●ベスト・アメリカン・ミステリ ジュークボックス・キング

ベスト・アメリカン・ミステリ ジュークボックス・キング
The Best American Mystery Stories 2003
マイクル・コナリー&オットー・ペンズラー
Michael Connelly & Otto Penzler
古沢嘉通他訳
ハヤカワ・ポケット・ミステリ
まえがき オットー・ペンズラー 序文 マイクル・コナリー ジュークボックス・キング ダグ・アリン 百科事典 クリストファー・チャンバース 掏摸日記 クリストファー・クック 君去りしのち ジョン・ペイトン・クック 人質 ジェイムズ・クラムリー 嘘をつけば、死 オニール・デ・ノー 宝石商 ピート・デクスター 悪党ー意味不明作用と自我の(脱)構築 タイラー・ディルツ 戦争と死は背中合わせ マイク・ドゥーガン リチャードの末裔 ブレンダン・デュポイズ 新しいメイド エルモア・レナード 懺悔 ロバート・マッキー ラベンダー ウォルター・モズリイ 頭蓋骨 ジョイス・キャロル・オーツ 哀願する死者の眼 ジョージ・P・ペレケーノス とどめの一撃 スコット・フィリップス うろたえる女優の事件 ダニエル・スタシャワー ホーム・スイート・ホーム ハンナ・ティンティ 野焼き スコット・ウォルヴン 秋の記憶 モニカ・ウッド
編者も変わると品揃えも変わる。
アンソロジーの醍醐味を味わえる一冊です。
前回はジェイムズ・エルロイを迎え、今回はマイクル・コナリーをゲスト編者に迎えての全20作品です。
意識的なものもあったのかもしれませんが、ボッシュを彷彿とさせるような作品はなく短編ならではのスタイルの作品が集まりました。
気になったのは、
百科事典 クリストファー・チャンバース
掏摸日記 クリストファー・クック
嘘をつけば、死 オニール・デ・ノー
悪党ー意味不明作用と自我の(脱)構築 タイラー・ディルツ
新しいメイド エルモア・レナード
哀願する死者の眼 ジョージ・P・ペレケーノス
「掏摸日記」などは読みながらニヤニヤしたり、「嘘をつけば、死」ではラストで吹き出したりとこのあたりは見知らぬ作家の作品だったのですが、楽しめました。
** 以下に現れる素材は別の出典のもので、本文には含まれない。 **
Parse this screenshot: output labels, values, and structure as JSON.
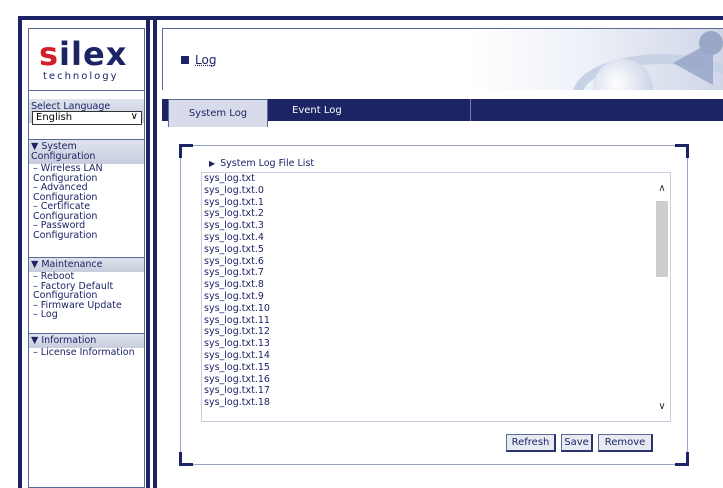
{
  "sidebar": {
    "logo_main": "silex",
    "logo_sub": "technology",
    "language_label": "Select Language",
    "language_value": "English",
    "sections": [
      {
        "title": "▼ System Configuration",
        "items": [
          "Wireless LAN Configuration",
          "Advanced Configuration",
          "Certificate Configuration",
          "Password Configuration"
        ]
      },
      {
        "title": "▼ Maintenance",
        "items": [
          "Reboot",
          "Factory Default Configuration",
          "Firmware Update",
          "Log"
        ]
      },
      {
        "title": "▼ Information",
        "items": [
          "License Information"
        ]
      }
    ]
  },
  "header": {
    "title": "Log"
  },
  "tabs": {
    "system_log": "System Log",
    "event_log": "Event Log"
  },
  "log_panel": {
    "list_title": "System Log File List",
    "files": [
      "sys_log.txt",
      "sys_log.txt.0",
      "sys_log.txt.1",
      "sys_log.txt.2",
      "sys_log.txt.3",
      "sys_log.txt.4",
      "sys_log.txt.5",
      "sys_log.txt.6",
      "sys_log.txt.7",
      "sys_log.txt.8",
      "sys_log.txt.9",
      "sys_log.txt.10",
      "sys_log.txt.11",
      "sys_log.txt.12",
      "sys_log.txt.13",
      "sys_log.txt.14",
      "sys_log.txt.15",
      "sys_log.txt.16",
      "sys_log.txt.17",
      "sys_log.txt.18"
    ],
    "buttons": {
      "refresh": "Refresh",
      "save": "Save",
      "remove": "Remove"
    }
  }
}
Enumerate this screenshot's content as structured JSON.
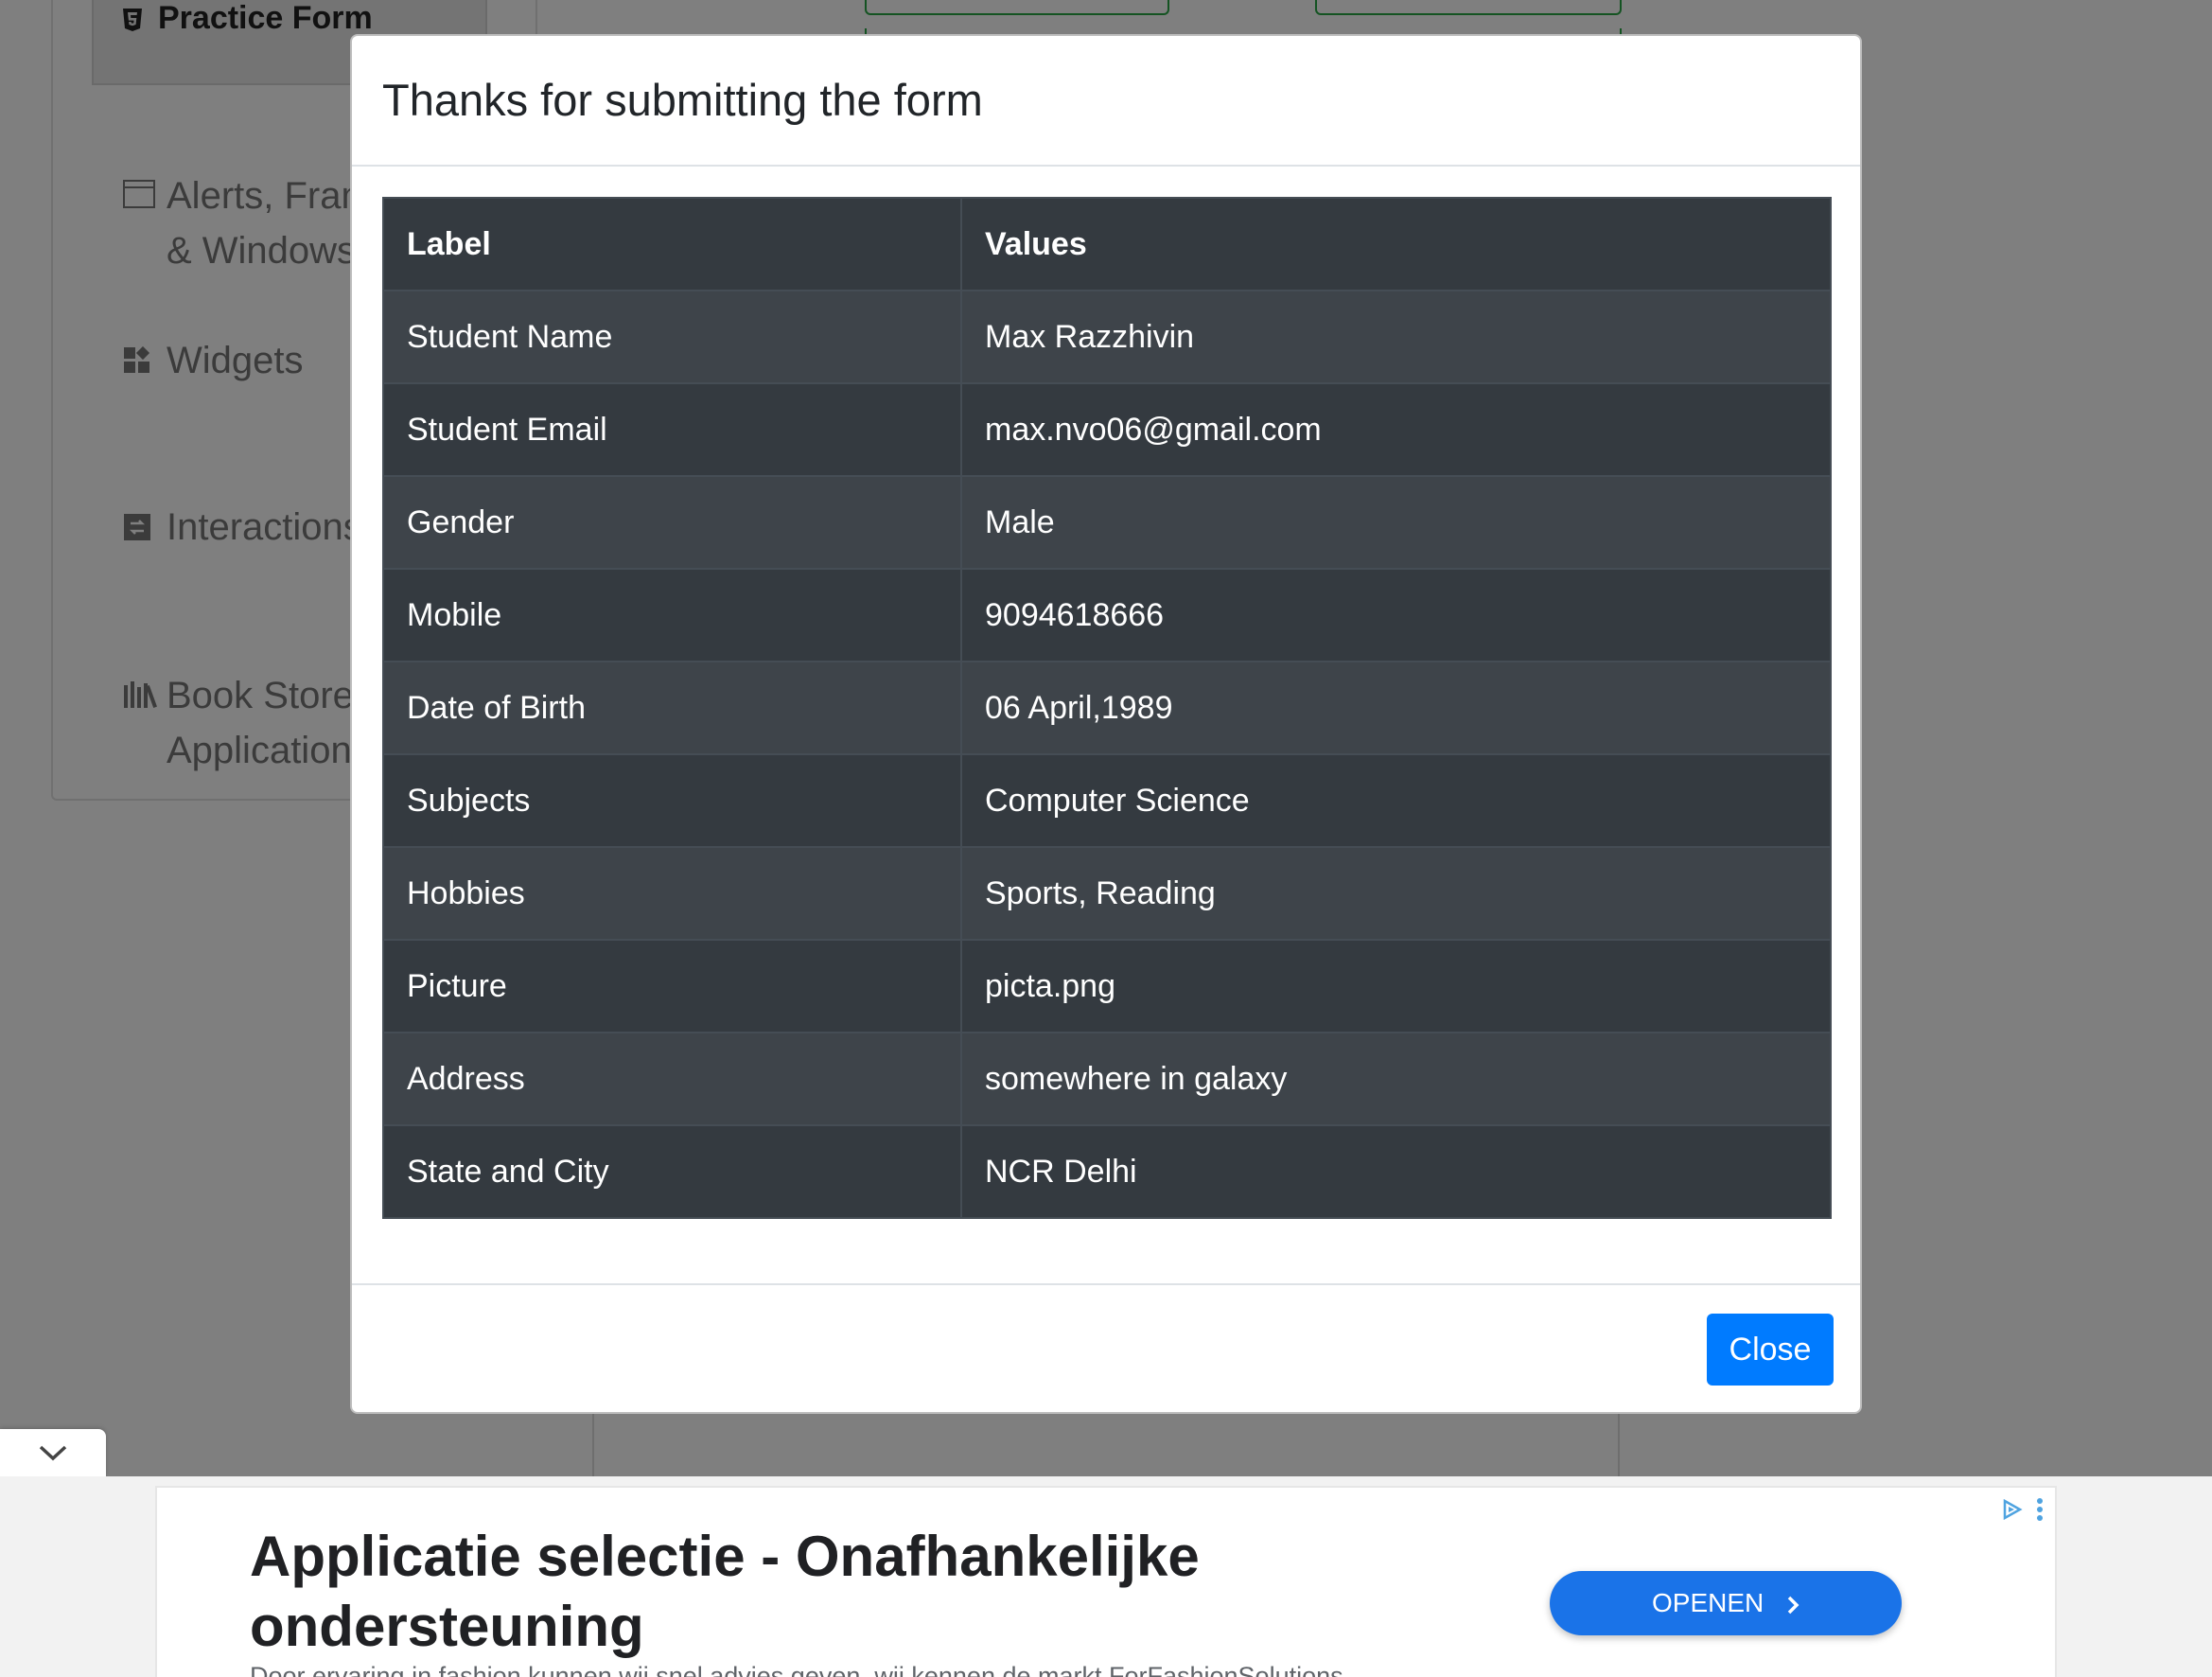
{
  "sidebar": {
    "practice_form": "Practice Form",
    "groups": [
      {
        "line1": "Alerts, Frame",
        "line2": "& Windows",
        "icon": "window-icon"
      },
      {
        "line1": "Widgets",
        "line2": "",
        "icon": "widgets-icon"
      },
      {
        "line1": "Interactions",
        "line2": "",
        "icon": "interactions-icon"
      },
      {
        "line1": "Book Store",
        "line2": "Application",
        "icon": "books-icon"
      }
    ]
  },
  "modal": {
    "title": "Thanks for submitting the form",
    "table": {
      "headers": [
        "Label",
        "Values"
      ],
      "rows": [
        [
          "Student Name",
          "Max Razzhivin"
        ],
        [
          "Student Email",
          "max.nvo06@gmail.com"
        ],
        [
          "Gender",
          "Male"
        ],
        [
          "Mobile",
          "9094618666"
        ],
        [
          "Date of Birth",
          "06 April,1989"
        ],
        [
          "Subjects",
          "Computer Science"
        ],
        [
          "Hobbies",
          "Sports, Reading"
        ],
        [
          "Picture",
          "picta.png"
        ],
        [
          "Address",
          "somewhere in galaxy"
        ],
        [
          "State and City",
          "NCR Delhi"
        ]
      ]
    },
    "close_label": "Close"
  },
  "ad": {
    "title": "Applicatie selectie - Onafhankelijke ondersteuning",
    "description": "Door ervaring in fashion kunnen wij snel advies geven, wij kennen de markt ForFashionSolutions",
    "open_label": "OPENEN"
  },
  "colors": {
    "primary": "#007bff",
    "table_dark": "#343a40",
    "table_stripe": "#3e444a",
    "ad_button": "#1a73e8",
    "form_border": "#28a745"
  }
}
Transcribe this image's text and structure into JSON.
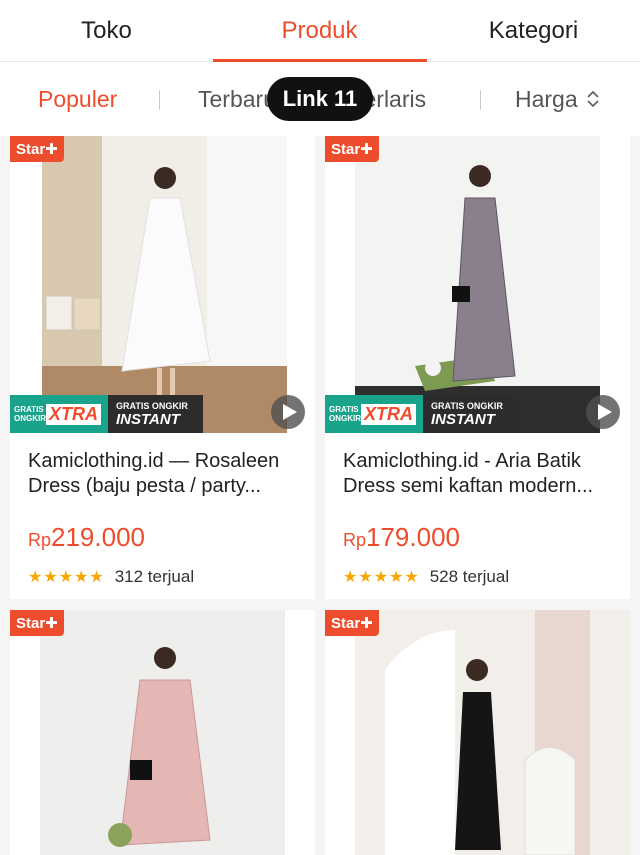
{
  "tabs": [
    {
      "label": "Toko"
    },
    {
      "label": "Produk"
    },
    {
      "label": "Kategori"
    }
  ],
  "sort": {
    "populer": "Populer",
    "terbaru": "Terbaru",
    "terlaris": "Terlaris",
    "harga": "Harga"
  },
  "overlay": {
    "label": "Link 11"
  },
  "colors": {
    "accent": "#ee4d2d",
    "promo_green": "#19a38b",
    "star": "#f6a700"
  },
  "products": [
    {
      "badge": "Star+",
      "promo_small": "GRATIS ONGKIR",
      "promo_big": "XTRA",
      "instant_small": "GRATIS ONGKIR",
      "instant_big": "INSTANT",
      "title": "Kamiclothing.id — Rosaleen Dress (baju pesta / party...",
      "currency": "Rp",
      "price": "219.000",
      "rating": 4.5,
      "sold": "312 terjual"
    },
    {
      "badge": "Star+",
      "promo_small": "GRATIS ONGKIR",
      "promo_big": "XTRA",
      "instant_small": "GRATIS ONGKIR",
      "instant_big": "INSTANT",
      "title": "Kamiclothing.id - Aria Batik Dress semi kaftan modern...",
      "currency": "Rp",
      "price": "179.000",
      "rating": 4.5,
      "sold": "528 terjual"
    },
    {
      "badge": "Star+"
    },
    {
      "badge": "Star+"
    }
  ]
}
他にも翻訳があればいいのですが、あまり日本では紹介されないタイプの作家さんのようです。
このアンソロジーはアメリカ人もしくはカナダ人の作家が発表した短編から選んでいるものなので、舞台はアメリカのものが殆どですが、多民族国家なんだな、と改めて感じる作品も多かったですね。
大御所の作品、新人の作品、ダシール・ハメット軍曹が出てきたり、シャーロック・ホームズ役の役者が謎を解いたりと趣向を凝らしたものもあり、一作一作味わいが違っているのも良かったかな。